Tradisi silahturahmi memang tidak bisa diabaikan begitu saja, banyak masyarakat yang lebih rela "membangkang" dan bahkan "melawan" terhadap kebijakan umum yang ditetapkan oleh pemerintah demi sekedar menjalin silaturahmi dengan karib kerabat.
Menjaga tali silaturahmi memang merupakan suatu kewajiban bagi semua orang, demikian pula halnya dengan mematuhi himbauan dan anjuran pemerintah. Kedua hal ini sayangnya akhirnya menjadi sebuah pilihan dilematis oleh banyak orang, banyak kita saksikan di media-media bagaimana orang tidak menghiraukan lagi himbauan pemerintah baik menyangkut larangan mudik maupun protokol kesehatan, seperti jaga jarak, hindari kerumunan dan penggunaan masker yang benar.
Menghadapi situasi ini perlukah Mengadaptasi cara silahturahmi saat pandemi.? Memang dalam situasi dan kondisi pandemi covid-19 yang belum bisa diatasi, kita tidak bisa menjaga tali silaturahmi kita dengan cara yang biasa, tapi bukan berarti kita tidak bisa melakukannya, kita bisa mencari cara yang lebih adaptif untuk menjalin silaturahmi tanpa resiko. Wabah ini seharusnya bisa lebih mempererat tali silaturahmi kita dengan keluarga agar lebih erat lagi dengan cara yang paling aman.
Yang paling penting untuk diingat adalah jangan memaksakan diri untuk harus bersilahturahmi apalagi jika sampai mengabaikan ancaman serius covid-19, ketidakpedulian kolektif masyarakat adalah potensi bencana besar yang akan kita hadapi.
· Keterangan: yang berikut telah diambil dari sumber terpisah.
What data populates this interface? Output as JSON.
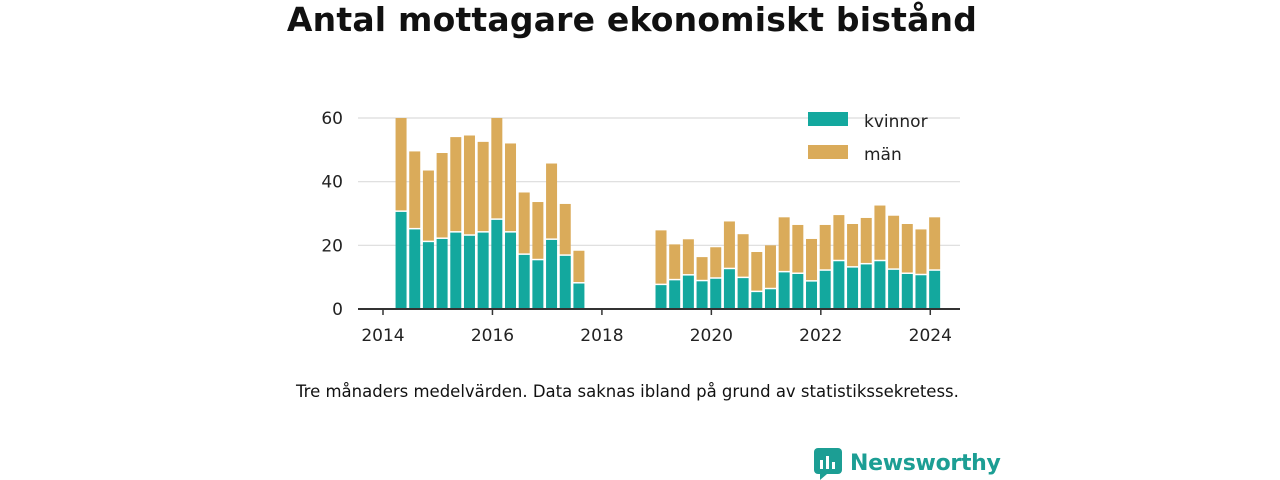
{
  "title": "Antal mottagare ekonomiskt bistånd",
  "caption": "Tre månaders medelvärden. Data saknas ibland på grund av statistikssekretess.",
  "brand": {
    "name": "Newsworthy",
    "icon": "newsworthy-logo-icon"
  },
  "colors": {
    "kvinnor": "#13a89e",
    "man": "#daab5a",
    "grid": "#dcdcdc",
    "axis": "#333333",
    "brand": "#1c9e94"
  },
  "chart_data": {
    "type": "bar",
    "stacked": true,
    "x_ticks": [
      "2014",
      "2016",
      "2018",
      "2020",
      "2022",
      "2024"
    ],
    "y_ticks": [
      "0",
      "20",
      "40",
      "60"
    ],
    "ylim": [
      0,
      60
    ],
    "xlim": [
      2014.0,
      2025.0
    ],
    "grid": true,
    "legend_position": "top-right",
    "series": [
      {
        "name": "kvinnor",
        "color": "#13a89e",
        "values": [
          30.5,
          25,
          21,
          22,
          24,
          23,
          24,
          28,
          24,
          17,
          15.3,
          21.7,
          16.7,
          8,
          7.5,
          9,
          10.5,
          8.7,
          9.5,
          12.5,
          9.7,
          5.3,
          6.2,
          11.5,
          11,
          8.6,
          12,
          15,
          13,
          14,
          15,
          12.3,
          11,
          10.6,
          12
        ]
      },
      {
        "name": "män",
        "color": "#daab5a",
        "values": [
          29.5,
          24.5,
          22.5,
          27,
          30,
          31.5,
          28.5,
          32,
          28,
          19.6,
          18.3,
          24,
          16.3,
          10.3,
          17.2,
          11.3,
          11.4,
          7.6,
          9.9,
          15,
          13.8,
          12.6,
          13.8,
          17.3,
          15.4,
          13.4,
          14.4,
          14.5,
          13.7,
          14.6,
          17.5,
          17,
          15.7,
          14.4,
          16.8
        ]
      }
    ],
    "x": [
      2014.33,
      2014.58,
      2014.83,
      2015.08,
      2015.33,
      2015.58,
      2015.83,
      2016.08,
      2016.33,
      2016.58,
      2016.83,
      2017.08,
      2017.33,
      2017.58,
      2019.08,
      2019.33,
      2019.58,
      2019.83,
      2020.08,
      2020.33,
      2020.58,
      2020.83,
      2021.08,
      2021.33,
      2021.58,
      2021.83,
      2022.08,
      2022.33,
      2022.58,
      2022.83,
      2023.08,
      2023.33,
      2023.58,
      2023.83,
      2024.08
    ]
  }
}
Mungkin untuk saat ini silahturahmi tatap muka dengan sanak famili di kampung halaman haruslah dipending dulu, kita bisa menggantikannya dengan silahturahmi virtual atau online baik melalui saluran telepon biasa, melalui video call WA dan lain-lain, banyak aplikasi yang bisa dipilih sesuai dengan kebutuhan kita.
Disamping itu silahturahmi virtual itu bisa juga dipererat dengan memberikan kiriman semacam tali asih baik berupa uang maupun barang, yang mana hal ini sangat mudah dilakukan karena pemerintah tetap menjamin dan mendukung sirkulasi barang dan jasa tetap beroperasi penuh.
Nah bagaimana dengan silahturahmi dengan keluarga, kerabat, tetangga dan rekan kerja yang ada di satu kota, apakah juga tidak bisa dilakukan secara tatap muka.?
Dalam kondisi sekarang yang masih boleh dikatakan terkendali, silahturahmi tatap muka sebenarnya tetap bisa dilakukan, namun tetap harus melihat situasi dan kondisi, dan menyesuaikannya.
Kita harus memastikan bahwa kita dalam kondisi sehat (tanpa gejala sedikitpun terkena covid) begitu juga kita harus memastikan bahwa yang akan dikunjungi juga dalam kondisi sehat.
Sebaiknya dalam kunjungan silaturahmi tidak dilakukan beramai-ramai, mungkin bisa diatur 4 atau 5 orang saja dalam setiap pertemuan.
Dalam hal ini setiap rencana silahturahmi harus dikomunikasikan terlebih dahulu, bahwa akan berkunjung dan bisa diatur dan sesuaikan waktu agar tidak berbenturan dengan tamu yang lain.